Extending this, one could implement multistep actions and inferences in a monte carlo tree search (MCTS) architecture. At inference time, one could sample from A, predict the next state with W, and then predict the total value of the next state using I and T as described in the previous example. Then, we could repeat this process at the next state, resulting in a rollout process, where random trajectories conditioned on the policy network are evaluated for their expected total valuation in part by directly calling T and these total values are propagated backward through time to the current node. This would reduce the risk of misalignment in I. For example, if I were misaligned and attempted to rank a certain state highly because it was instrumental to some different mesa objective, that ranking would be validated directly by T by rolling out to the next state and evaluating the terminal value of the base objective at the next state. Such an approach would explicitly incorporate T at arbitrarily distant states into the current action generation for all distributions, and thus would also greatly reduce chances for inner misalignment.

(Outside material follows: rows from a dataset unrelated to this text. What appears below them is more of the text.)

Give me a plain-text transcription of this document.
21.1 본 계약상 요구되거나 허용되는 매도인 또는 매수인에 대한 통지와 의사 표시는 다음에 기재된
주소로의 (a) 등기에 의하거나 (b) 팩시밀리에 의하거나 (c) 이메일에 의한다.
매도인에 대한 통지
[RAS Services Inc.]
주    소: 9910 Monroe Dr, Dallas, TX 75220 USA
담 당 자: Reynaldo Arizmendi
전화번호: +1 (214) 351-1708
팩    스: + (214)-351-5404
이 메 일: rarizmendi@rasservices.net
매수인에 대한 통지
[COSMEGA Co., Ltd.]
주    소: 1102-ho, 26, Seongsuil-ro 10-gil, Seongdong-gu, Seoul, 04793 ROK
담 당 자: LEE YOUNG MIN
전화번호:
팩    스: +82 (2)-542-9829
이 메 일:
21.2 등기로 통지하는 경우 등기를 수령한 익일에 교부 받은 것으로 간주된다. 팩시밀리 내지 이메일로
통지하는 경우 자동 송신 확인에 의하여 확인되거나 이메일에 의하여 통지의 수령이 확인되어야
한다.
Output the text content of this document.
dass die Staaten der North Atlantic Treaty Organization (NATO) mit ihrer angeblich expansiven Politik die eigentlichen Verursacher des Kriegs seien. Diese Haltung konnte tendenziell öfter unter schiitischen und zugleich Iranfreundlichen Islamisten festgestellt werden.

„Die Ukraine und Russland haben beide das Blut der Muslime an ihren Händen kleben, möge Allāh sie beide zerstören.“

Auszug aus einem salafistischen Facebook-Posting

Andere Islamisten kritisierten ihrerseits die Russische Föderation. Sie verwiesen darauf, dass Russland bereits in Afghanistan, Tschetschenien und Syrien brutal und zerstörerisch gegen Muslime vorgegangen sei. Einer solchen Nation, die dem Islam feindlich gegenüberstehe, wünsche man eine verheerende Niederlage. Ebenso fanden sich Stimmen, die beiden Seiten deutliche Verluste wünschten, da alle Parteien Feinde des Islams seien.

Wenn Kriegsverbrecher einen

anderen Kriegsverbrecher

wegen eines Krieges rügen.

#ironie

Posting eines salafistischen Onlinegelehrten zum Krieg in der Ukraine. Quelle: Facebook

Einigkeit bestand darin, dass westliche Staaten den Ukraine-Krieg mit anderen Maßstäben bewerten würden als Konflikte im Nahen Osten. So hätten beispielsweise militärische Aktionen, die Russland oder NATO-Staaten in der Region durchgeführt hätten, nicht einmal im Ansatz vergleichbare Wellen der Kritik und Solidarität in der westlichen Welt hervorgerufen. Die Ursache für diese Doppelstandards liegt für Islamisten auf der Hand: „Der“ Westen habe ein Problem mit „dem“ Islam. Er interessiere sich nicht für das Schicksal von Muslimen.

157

With the world model, we could also drastically expand the space of states over which we evaluate the model for inner misalignment, because we are no longer limited to data collected from the real world. We can randomly initialize as many states as is computationally feasible, and then evaluate the inner alignment of the mesa optimizer by having it generate actions, using W to infer the next states, and then calling T on those next states to evaluate the degree of satisfaction of the base objective.

With the world model, we could also optimize directly over state space using gradient descent to search for inner misalignment. If T, W, and A are differentiable, we could optimize argmin_S (T(W(S, A(S)))) to identify states which result in actions generated by A that yield a low performance on the base objective.

Let’s walk through a potentially problematic scenario and why this approach may shine in this scenario. Consider the possible case where the mesa optimizer produces some sequence of actions that yields a set of sensory signals that the designer rates highly, but would rate lower if he had some extra information about the world. Human preferences can only be based on human observations, and thus a preference is only relevant to the extent that it can be observed. For example, in the case we just described where the designer rates a set of observations highly but would rate them lower if he had some missing observation, such a preference would need to be rooted in some future observations that are not preferred. For example, let’s consider a slightly different version of the diamond vault scenario (from ELK) with the revised training process described herein (including the model’s observation modalities, the perfect terminal value model, and the mesa optimizer that incorporates this terminal model). In this scenario, there is still the single camera into the vault and this vault camera is what the human uses to examine the diamond. To attempt to construct the same failure mode as in ELK, we could have the mesa optimizer pin an image in front of the camera without the designer noticing, and he would rate this state highly. However, his actual dispreference with this state is only present insofar as future states which depend on the diamond being in the vault are made less likely by this state. Therefore, a more capable mesa optimizer which can anticipate further and more accurately into the future would anticipate a future state in which the designer observes that he can no longer sell the diamond because he does not possess it, and correctly determine that pinning an image to the vault camera is not part of the optimal policy. For example, using our MCTS approach described above with a long enough rollout distance would eventually find a future state which T rates very low, and thus would avoid pinning the image to the vault camera.